1916 - Du pain ! Rendez-nous notre boulanger !

Lors de la séance extraordinaire du 19 mars 1916, pétri de bonnes intentions, le Conseil municipal de Campagne-de-Marsan (Landes), réclame, à nouveau, le retour de son unique boulanger mobilisé, car le charpentier qui le remplace est âgé et ne fait ni l’affaire ni le bon pain ! Et ne parlons même pas des chocolatines ! Réitéré à plusieurs reprises, ce « vœu » finit par être exaucé, et Pierre Larrieu, qui compte tenu de son âge (43 ans) n’avait pas été envoyé dans les tranchées, réintégra sa boulangerie en avril 1917. Son absence avait dû paraître « longue comme un jour sans pain » à ses compagnons de villageois à qui on avait presque enlevé le pain de la bouche. Ce billet est également l’occasion de jouer avec vous au riche vocabulaire de la boulange.

Connaissez-vous toutes les expressions en italique dans ce billet ?

 

Sans vrai boulanger, les Campenois mangent leur pain noir.

 

« Le conseil, considérant que le soldat Larrieu Pierre, classe 1893, mobilisé à la station-magasins de Pithiviers exerce dans notre commune de la profession de boulanger ; que cette boulangerie est la seule à ravitailler la population de la commune et celle des environs dont les boulangers sont aussi mobilisés ; que le départ de Larrieu à part suite porté un grand préjudice à ces populations, que l’ouvrier employé à la boulangerie, charpentier de son état, âgé de 60 ans sera peut-être forcé, en raison de son âge, d’abandonner ce travail et que la boulangerie sera à l’heure fermée, émet de nouveau le vœu qu’un sursis soit accordé au boulanger Larrieu Pierre.
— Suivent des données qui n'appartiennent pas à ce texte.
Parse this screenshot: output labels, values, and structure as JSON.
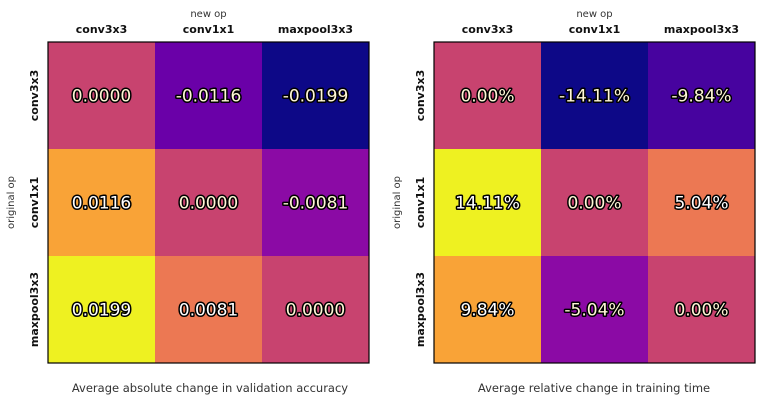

Signé : le maire et les conseillers municipaux ».

 

Vœu de sursis pour le boulanger Pierre Larrieu, par le Conseil municipal du 19 mars 1916 (AD40 Campagne-1915 - 1945-E DEPOT 61/1D6 page 11).

 

« Mieux vaut pain en poche que plume au chapeau ».

 

En l’absence du boulanger titulaire, c’est un charpentier, certes bon comme du bon pain, âgé de 60 ans qui était chargé de la boulange, pour gagner sa croûte. Mais, lors d’une précédente délibération du 30 janvier de la même année, le Conseil municipal, sans aller jusqu’à vouloir lui faire passer le goût du pain, avait souligné que « la manutention était imparfaite », c’est-à-dire que le pain laissait fortement à désirer, et émettait déjà le vœu d’un sursis pour récupérer son unique boulanger. Un véritable problème de santé publique et un nouveau vœu de sursis - ça ne mange pas de pain - fut émis par le Conseil municipal lors de sa séance du 22 octobre 1916, car c’est bien connu il vaut mieux courir à la miche qu’au médecin.

 

Au four et au moulin, le soldat-boulanger Pierre Larrieu.

 
Pierre Larrieu, né le 7 avril 1873, était le seul boulanger de la commune qui comptait alors un millier d’âmes désormais mises au pain sec et à l’eau. Son père se prénommait également Pierre et sa mère était Jeanne Daudon. Il avait effectué son service militaire en 1894-1895 au 34e Régiment de ligne. Sa fiche militaire nous dit qu’il mesurait 1,63 m, qu’il avait des cheveux et des sourcils noirs et un degré d’instruction classé trois, c’est-à-dire qu’il savait lire, écrire et compter, ce qui était fondamental pour un commerçant.

 

Lorsque le conflit a éclaté, Pierre a été rappelé en dépit de son âge, et est arrivé à son corps d'armée le 8 octobre 1914. Puis il a été versé dans la 5ème Section des Commis et des Ouvriers le 3 janvier 1916, à Pithiviers. 

 

Fiche militaire de Pierre Larrieu (AD40 1893-R P 434, page 715).